1- O Caráter de Mises e sua Influência
O valor da minha ligação com o pensamento econômico da Escola Austríaca tem sido inestimável para mim, assim como os testemunhos pessoais acerca do caráter de Mises. Ele jamais sucumbiu a qualquer tentação de atenuar sua posição para ser mais aceito na comunidade econômica convencional, comprovando ser um homem de vontade e de caráter firmes. Se tivesse atenuado suas posições, teria obtido maior reconhecimento durante sua vida. Mas seu objetivo era a verdade econômica, e não um posto acadêmico de prestígio ou elogios superficiais. Sua determinação e consistência estavam balizadas pela confiança de que estava certo, e essa retidão era tudo que importava. Mises sempre foi um cavalheiro, gentil e atencioso com todos, e tenho tentado imitá-lo. Quando o mundo dos economistas e dos políticos está enlouquecendo, é difícil reagir com debates tranquilos e ponderados. No entanto, essa reação lhe era útil e aumentava sua capacidade de lecionar.

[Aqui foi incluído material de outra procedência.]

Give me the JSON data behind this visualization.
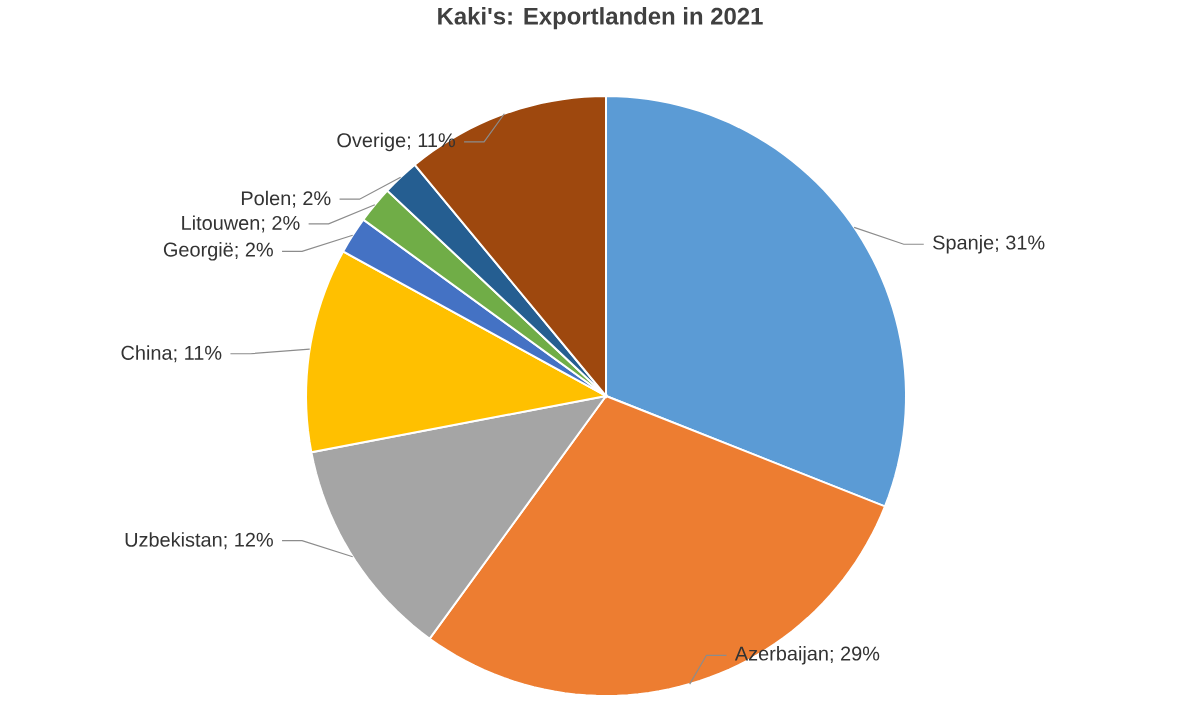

Em seu devido tempo, sua voz tranquila e as de seus alunos serão ouvidas, apesar da gritaria e da demagogia que afligem Washington, D.C.
Quando ficamos exasperados com o atual estado de coisas, temos de nos lembrar da admoestação de Mises: “Ninguém deve esperar que qualquer argumento lógico ou qualquer experiência possa sequer sacudir o fervor quase religioso daqueles que acreditam na salvação através da gastança e da expansão do crédito.”[3]
Mas temos de nos lembrar também de que é a aceitação do intervencionismo econômico que alimenta essa doença da demagogia que flagela o pensamento e o discurso dos políticos.
Após passarem a crer em si mesmos como planejadores e tomadores de decisão para consumidores, homens de negócio e trabalhadores, os políticos logo podem racionalizar arrogantemente qualquer posição porqualquer razão. Não seria tão ruim se eles soubessem que são demagogos — ao menos, isso seria honesto. Mas essa arrogância se torna um modo de vida e o instrumento para levar a cabo sua próxima intervenção “importante e necessária.”
É apenas com a segurança integral obtida com a Economia Austríaca, e com o exemplo do caráter de Mises, que consigo tolerar o circo cotidiano do Congresso.
O conhecimento econômico não é tão escasso em Washington como alguém poderia imaginar ao observar o Congresso em sessão. Outros parlamentares com frequência compartilham comigo, em caráter privado, julgamentos bem fundados a respeito de déficits e de gastos descontrolados. O que lhes falta é a força de vontade de resistir aos grupos de pressão. Por mais que precisemos desesperadamente de uma melhor compreensão econômica, precisamos ainda mais da característica misesiana da firmeza cavalheiresca a respeito de questões de princípio. O caráter é mais necessário do que a eloquência na teoria econômica.
Jacques Rueff descreveu bem essa qualidade de Mises:
Com um entusiasmo incansável, e com coragem e fé destemidas, ele nunca deixou de denunciar as razões falaciosas e as inverdades oferecidas em justificação da maioria de nossas novas instituições. (…) Nenhuma consideração consegue desviá-lo o mínimo do caminho reto e íngreme pelo qual sua razão objetiva o guia. Em meio ao irracionalismo de nossa época, ele se manteve uma pessoa puramente racional.[4]
Murray Rothbard, em O Essencial von Mises, escreve que Mises:
respondeu ao obscurecimento do mundo econômico à sua volta com uma vida de grande coragem e integridade pessoal. Jamais se curvaria a tendências de mudança que percebia serem desastrosas e estarem fadadas ao fracasso. Nenhuma alteração, fosse de economia política, fosse da ciência econômica, seria capaz de fazê-lo desviar-se um milímetro sequer da busca e da apresentação da verdade tal como a via.[5]
[3] Ludwig von Mises, “As pedras viram pães: o milagre keynesiano,” Planning for Freedom (South Holland, Illinois: Libertarian Press, 1974), p. 63.
[4] Jacques Rueff, “The Intransigence of Ludwig von Mises,” in On Freedom and Free Enterprise, Mary Sennholz, ed. (Princeton, New Jersey: D. Van Nostrand, 1956), p. 15.
[5] Murray Rothbard, O Essencial von Mises (São Paulo, Instituto Mises Brasil, 2010).